Daru: Pandas for Ruby
Photo by Bruce Hong
2020 Update: Since writing this article, I created a data frame library called Rover that’s designed for data exploration and machine learning. Check it out as well.
NumPy and Pandas are two extremely popular libraries for machine learning in Python. Last post, we looked at Numo, a Ruby library similar to NumPy. As luck would have it, there’s a library similar to Pandas as well. It’s called Daru, and it’s the focus of this post.
Overview
Daru is a data analysis library. Its core data structure is the data frame, which is similar to an in-memory database table. Data frames have rows and columns, and each column has a specific data type. Let’s create a data frame with the most populous countries:
df = Daru::DataFrame.new(
country: ["China", "India", "USA"],
population: [1433, 1366, 329] # in millions
)
Population data from the United Nations, 2019
Here’s what it looks like:
country population
0 China 1433
1 India 1366
2 USA 329
You can get specific columns with:
df[:country]
df[:country, :population]
Or specific rows with:
df.first(2) # first 2 rows
df.last(2) # last 2 rows
df.row[1] # 2nd row
df.row[1..2] # 2nd and 3rd row
Filtering, Sorting, and Grouping
Select countries with over 1 billion people.
df.where(df[:population] > 1000)
For equality, use eq
or in
.
df.where(df[:country].eq("China"))
df.where(df[:country].in(["USA", "India"]))
Negate a condition with !
.
df.where(!df[:country].eq("India"))
Combine operators with &
(and) and |
(or).
df.where(df[:country].eq("USA") | (df[:population] < 1400))
Sort the data frame by a column with:
df.sort([:population])
df.sort([:country], ascending: [false])
You can also group data and perform aggregations.
cities = Daru::DataFrame.new(
country: ["China", "China", "India"],
city: ["Shanghai", "Beijing", "Mumbai"]
)
cities.group_by([:country]).count
Combining Data Frames
There are a number of ways to combine data frames.

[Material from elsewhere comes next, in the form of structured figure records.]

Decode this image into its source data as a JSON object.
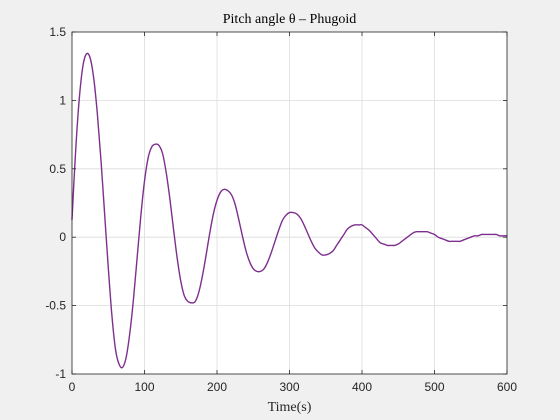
{
  "chart_data": {
    "type": "line",
    "title": "Pitch angle θ – Phugoid",
    "xlabel": "Time(s)",
    "ylabel": "",
    "xlim": [
      0,
      600
    ],
    "ylim": [
      -1,
      1.5
    ],
    "xticks": [
      0,
      100,
      200,
      300,
      400,
      500,
      600
    ],
    "yticks": [
      -1,
      -0.5,
      0,
      0.5,
      1,
      1.5
    ],
    "xtick_labels": [
      "0",
      "100",
      "200",
      "300",
      "400",
      "500",
      "600"
    ],
    "ytick_labels": [
      "-1",
      "-0.5",
      "0",
      "0.5",
      "1",
      "1.5"
    ],
    "grid": true,
    "background_color": "#f0f0f0",
    "plot_area_color": "#ffffff",
    "grid_color": "#dcdcdc",
    "line_color": "#7e2f8e",
    "series": [
      {
        "points": [
          [
            0,
            0.13
          ],
          [
            5,
            0.63
          ],
          [
            10,
            1.01
          ],
          [
            15,
            1.25
          ],
          [
            20,
            1.34
          ],
          [
            25,
            1.31
          ],
          [
            30,
            1.16
          ],
          [
            35,
            0.9
          ],
          [
            40,
            0.56
          ],
          [
            45,
            0.17
          ],
          [
            50,
            -0.22
          ],
          [
            55,
            -0.57
          ],
          [
            60,
            -0.82
          ],
          [
            65,
            -0.93
          ],
          [
            70,
            -0.95
          ],
          [
            75,
            -0.87
          ],
          [
            80,
            -0.69
          ],
          [
            85,
            -0.44
          ],
          [
            90,
            -0.14
          ],
          [
            95,
            0.16
          ],
          [
            100,
            0.41
          ],
          [
            105,
            0.58
          ],
          [
            110,
            0.66
          ],
          [
            115,
            0.68
          ],
          [
            120,
            0.67
          ],
          [
            125,
            0.61
          ],
          [
            130,
            0.47
          ],
          [
            135,
            0.28
          ],
          [
            140,
            0.06
          ],
          [
            145,
            -0.15
          ],
          [
            150,
            -0.32
          ],
          [
            155,
            -0.43
          ],
          [
            160,
            -0.47
          ],
          [
            165,
            -0.48
          ],
          [
            170,
            -0.47
          ],
          [
            175,
            -0.4
          ],
          [
            180,
            -0.28
          ],
          [
            185,
            -0.13
          ],
          [
            190,
            0.03
          ],
          [
            195,
            0.17
          ],
          [
            200,
            0.27
          ],
          [
            205,
            0.33
          ],
          [
            210,
            0.35
          ],
          [
            215,
            0.34
          ],
          [
            220,
            0.31
          ],
          [
            225,
            0.24
          ],
          [
            230,
            0.13
          ],
          [
            235,
            0.01
          ],
          [
            240,
            -0.1
          ],
          [
            245,
            -0.18
          ],
          [
            250,
            -0.23
          ],
          [
            255,
            -0.25
          ],
          [
            260,
            -0.25
          ],
          [
            265,
            -0.23
          ],
          [
            270,
            -0.18
          ],
          [
            275,
            -0.11
          ],
          [
            280,
            -0.03
          ],
          [
            285,
            0.05
          ],
          [
            290,
            0.12
          ],
          [
            295,
            0.16
          ],
          [
            300,
            0.18
          ],
          [
            305,
            0.18
          ],
          [
            310,
            0.17
          ],
          [
            315,
            0.14
          ],
          [
            320,
            0.09
          ],
          [
            325,
            0.03
          ],
          [
            330,
            -0.03
          ],
          [
            335,
            -0.08
          ],
          [
            340,
            -0.11
          ],
          [
            345,
            -0.13
          ],
          [
            350,
            -0.13
          ],
          [
            355,
            -0.12
          ],
          [
            360,
            -0.1
          ],
          [
            365,
            -0.06
          ],
          [
            370,
            -0.02
          ],
          [
            375,
            0.02
          ],
          [
            380,
            0.06
          ],
          [
            385,
            0.08
          ],
          [
            390,
            0.09
          ],
          [
            395,
            0.09
          ],
          [
            400,
            0.09
          ],
          [
            405,
            0.07
          ],
          [
            410,
            0.05
          ],
          [
            415,
            0.02
          ],
          [
            420,
            -0.01
          ],
          [
            425,
            -0.04
          ],
          [
            430,
            -0.05
          ],
          [
            435,
            -0.06
          ],
          [
            440,
            -0.06
          ],
          [
            445,
            -0.06
          ],
          [
            450,
            -0.05
          ],
          [
            455,
            -0.03
          ],
          [
            460,
            -0.01
          ],
          [
            465,
            0.01
          ],
          [
            470,
            0.03
          ],
          [
            475,
            0.04
          ],
          [
            480,
            0.04
          ],
          [
            485,
            0.04
          ],
          [
            490,
            0.04
          ],
          [
            495,
            0.03
          ],
          [
            500,
            0.02
          ],
          [
            505,
            0.0
          ],
          [
            510,
            -0.01
          ],
          [
            515,
            -0.02
          ],
          [
            520,
            -0.03
          ],
          [
            525,
            -0.03
          ],
          [
            530,
            -0.03
          ],
          [
            535,
            -0.03
          ],
          [
            540,
            -0.02
          ],
          [
            545,
            -0.01
          ],
          [
            550,
            0.0
          ],
          [
            555,
            0.01
          ],
          [
            560,
            0.01
          ],
          [
            565,
            0.02
          ],
          [
            570,
            0.02
          ],
          [
            575,
            0.02
          ],
          [
            580,
            0.02
          ],
          [
            585,
            0.02
          ],
          [
            590,
            0.01
          ],
          [
            595,
            0.01
          ],
          [
            600,
            0.01
          ]
        ]
      }
    ]
  }
}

You can add rows:
countries = Daru::DataFrame.new(
country: ["Indonesia", "Pakistan"],
population: [271, 217] # in millions
)
df.concat(countries)
Or add columns:
locations = Daru::DataFrame.new(
continent: ["Asia", "Asia", "North America"],
planet: ["Earth", "Earth", "Earth"]
)
df.merge(locations)
You can also perform joins like in SQL.
cities = Daru::DataFrame.new(
country: ["China", "China", "India"],
city: ["Shanghai", "Beijing", "Mumbai"]
)
df.join(cities, how: :inner, on: [:country])
Reading and Writing Data
Daru makes it easy to load data from a CSV file.
Daru::DataFrame.from_csv("countries.csv")
After manipulating the data, you can save it back to a CSV file.
df.write_csv("countries_v2.csv")
You can also load data directly from Active Record.
relation = Country.where("population > 100")
Daru::DataFrame.from_activerecord(relation)
Plotting
For plotting, use a Jupyter notebook with IRuby. Create a plot with:
df.plot type: :bar, x: :country, y: :population do |plot, diagram|
plot.x_label "Country"
plot.y_label "Population (millions)"
diagram.color(Nyaplot::Colors.Pastel1)
end
You can also create line charts, scatter plots, box plots, and histograms.
Summary
You’ve now seen how to use Daru to:
- create data frames
- filter, sort, and group data
- combine data frames
- create plots
Try out Daru for your next analysis.